I'm curious if anybody has any theories on if our immune system is getting to be less and less effective over time due to various reasons and if this is another sign. We really don't seem as hardy as our ancestors.
I think a lot is that we have become truly soft and whine a lot more, but I also believe that the overuse of drugs and antibiotics has caused many of us to not develop the natural immunities by making our bodies fight off the bugs that it is capable of fighting. I know people who get antibiotics at the first sign of a sniffle. God help them if they really get sick and the drugs effectiveness is lessened from all the overuse.
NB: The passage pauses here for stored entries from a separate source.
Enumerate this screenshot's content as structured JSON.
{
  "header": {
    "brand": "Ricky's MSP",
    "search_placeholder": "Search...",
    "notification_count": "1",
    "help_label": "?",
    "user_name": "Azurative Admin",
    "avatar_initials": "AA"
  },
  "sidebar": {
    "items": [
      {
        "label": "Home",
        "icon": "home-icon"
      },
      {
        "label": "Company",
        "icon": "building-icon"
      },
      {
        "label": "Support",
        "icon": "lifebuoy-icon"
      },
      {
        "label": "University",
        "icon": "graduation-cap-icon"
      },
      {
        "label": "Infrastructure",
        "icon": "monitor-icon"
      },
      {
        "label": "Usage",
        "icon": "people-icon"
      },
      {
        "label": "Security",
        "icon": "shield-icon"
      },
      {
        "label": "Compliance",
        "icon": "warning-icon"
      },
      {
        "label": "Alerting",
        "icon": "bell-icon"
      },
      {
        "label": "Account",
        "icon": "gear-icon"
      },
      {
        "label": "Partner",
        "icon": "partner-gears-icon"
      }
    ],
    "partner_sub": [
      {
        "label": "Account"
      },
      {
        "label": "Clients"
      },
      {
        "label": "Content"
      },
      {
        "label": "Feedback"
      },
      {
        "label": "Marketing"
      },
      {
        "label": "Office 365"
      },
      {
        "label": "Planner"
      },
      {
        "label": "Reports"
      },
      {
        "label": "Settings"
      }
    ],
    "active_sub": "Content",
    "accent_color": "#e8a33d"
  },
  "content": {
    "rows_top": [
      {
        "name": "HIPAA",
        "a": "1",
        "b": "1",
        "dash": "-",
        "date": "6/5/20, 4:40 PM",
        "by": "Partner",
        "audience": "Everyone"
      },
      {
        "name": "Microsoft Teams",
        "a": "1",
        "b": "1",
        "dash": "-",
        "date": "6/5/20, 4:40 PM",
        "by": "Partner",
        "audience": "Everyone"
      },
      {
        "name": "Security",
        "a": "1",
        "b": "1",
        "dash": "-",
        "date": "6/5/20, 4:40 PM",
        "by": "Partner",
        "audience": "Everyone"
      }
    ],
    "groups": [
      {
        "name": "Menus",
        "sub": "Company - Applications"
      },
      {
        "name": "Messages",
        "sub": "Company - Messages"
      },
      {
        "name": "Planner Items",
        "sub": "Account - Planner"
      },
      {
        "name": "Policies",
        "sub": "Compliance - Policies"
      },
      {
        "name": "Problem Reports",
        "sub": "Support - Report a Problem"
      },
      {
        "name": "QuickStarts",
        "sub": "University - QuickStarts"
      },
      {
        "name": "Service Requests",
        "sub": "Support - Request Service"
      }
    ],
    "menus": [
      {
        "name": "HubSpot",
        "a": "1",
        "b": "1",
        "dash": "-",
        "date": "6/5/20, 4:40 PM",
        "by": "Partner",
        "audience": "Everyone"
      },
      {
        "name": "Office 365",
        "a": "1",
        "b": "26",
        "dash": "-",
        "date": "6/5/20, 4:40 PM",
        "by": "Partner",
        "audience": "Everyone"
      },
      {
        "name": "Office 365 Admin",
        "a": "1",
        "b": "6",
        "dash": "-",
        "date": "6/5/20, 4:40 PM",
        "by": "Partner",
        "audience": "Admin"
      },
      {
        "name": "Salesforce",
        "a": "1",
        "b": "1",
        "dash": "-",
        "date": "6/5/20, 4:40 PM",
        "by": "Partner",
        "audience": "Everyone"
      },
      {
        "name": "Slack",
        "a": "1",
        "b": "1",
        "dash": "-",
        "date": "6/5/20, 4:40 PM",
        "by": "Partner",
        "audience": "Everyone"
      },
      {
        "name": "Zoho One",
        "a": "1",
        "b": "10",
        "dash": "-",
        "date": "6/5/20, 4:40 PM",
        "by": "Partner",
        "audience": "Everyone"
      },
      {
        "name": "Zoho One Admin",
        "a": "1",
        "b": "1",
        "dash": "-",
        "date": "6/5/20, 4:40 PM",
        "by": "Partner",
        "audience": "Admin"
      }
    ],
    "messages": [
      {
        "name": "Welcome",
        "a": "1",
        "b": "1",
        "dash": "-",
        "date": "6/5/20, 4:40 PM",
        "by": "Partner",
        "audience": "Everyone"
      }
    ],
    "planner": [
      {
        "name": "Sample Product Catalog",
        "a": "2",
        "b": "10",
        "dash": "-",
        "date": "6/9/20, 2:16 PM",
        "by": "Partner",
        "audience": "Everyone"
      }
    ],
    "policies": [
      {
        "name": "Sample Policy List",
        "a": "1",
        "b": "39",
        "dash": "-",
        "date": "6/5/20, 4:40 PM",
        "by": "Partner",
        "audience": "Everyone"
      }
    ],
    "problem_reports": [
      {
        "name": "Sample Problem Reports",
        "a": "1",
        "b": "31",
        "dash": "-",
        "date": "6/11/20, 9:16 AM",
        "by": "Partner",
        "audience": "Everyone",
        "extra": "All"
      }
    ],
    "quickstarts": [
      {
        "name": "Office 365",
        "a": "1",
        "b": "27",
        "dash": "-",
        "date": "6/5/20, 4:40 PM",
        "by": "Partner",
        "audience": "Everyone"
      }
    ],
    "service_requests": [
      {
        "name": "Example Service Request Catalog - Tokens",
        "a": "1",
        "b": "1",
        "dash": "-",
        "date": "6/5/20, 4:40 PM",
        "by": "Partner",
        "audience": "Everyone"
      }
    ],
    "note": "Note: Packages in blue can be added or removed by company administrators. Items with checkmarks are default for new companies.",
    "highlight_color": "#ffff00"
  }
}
More people died in the Spanish Flu Pandemic of 1918-19 than both World Wars. +675k died in the US alone and an estimated 20 to 100 million died world-wide.
jriemer
Our ancestors died at a much younger age. I read a statement in Discover Magazine that for 99.0% of the time that there have been humans, 18 years was the average life span. We are presently living in the best time ever in human history.
What's known as the "hygiene hypothesis" postulates that by reducing our exposure to pathogens, we are not exercising our immune systems as much as humans years ago did, and as a result we're more likely to fall ill.
It makes sense... Avoid anti-bacterial soaps, tissues, and everythign else under the sun. Don't take antibiotics unless absolutely necessary. Let children play in the dirt and mud. etc.
I know that a lot of scientists have hypothesized that the reason asthma in children is on the increase is because they're kept too sanitized as babies and their immune systems never get a proper jump start.
People used to die when they got sick. Often they died before they reproduced. The incidence of lousy immune system genes in the population was kept to a minimum. Also, if people lacked the impulse control to take proper care of their health, and refrain from extreme risk-taking, they likewise often either died before reproductive age, or were socially removed from the gene pool, when their disabilities rendered them unmarriageable. Now, not only do we save people, even if they would have died several times over without high tech medical care, but there is virtually no concept in the general culture that people who are unusually prone to severe infectious illness and/or who suffer from chronic systemic illnesses, should think long and hard before reproducing. It's pretty scary to see the population get weaker and sicker, and the only response from the government and society is to advocate spending more and more money on more and more elaborate medical care (and of course, more and more taxpayer funded medical care). Of course, there's always the huge and predictable crowd screaming but "we mustn't practice EUGENICS! it's EVIL! They never seem to notice that what we're practicing now is human-directed DYSgenics.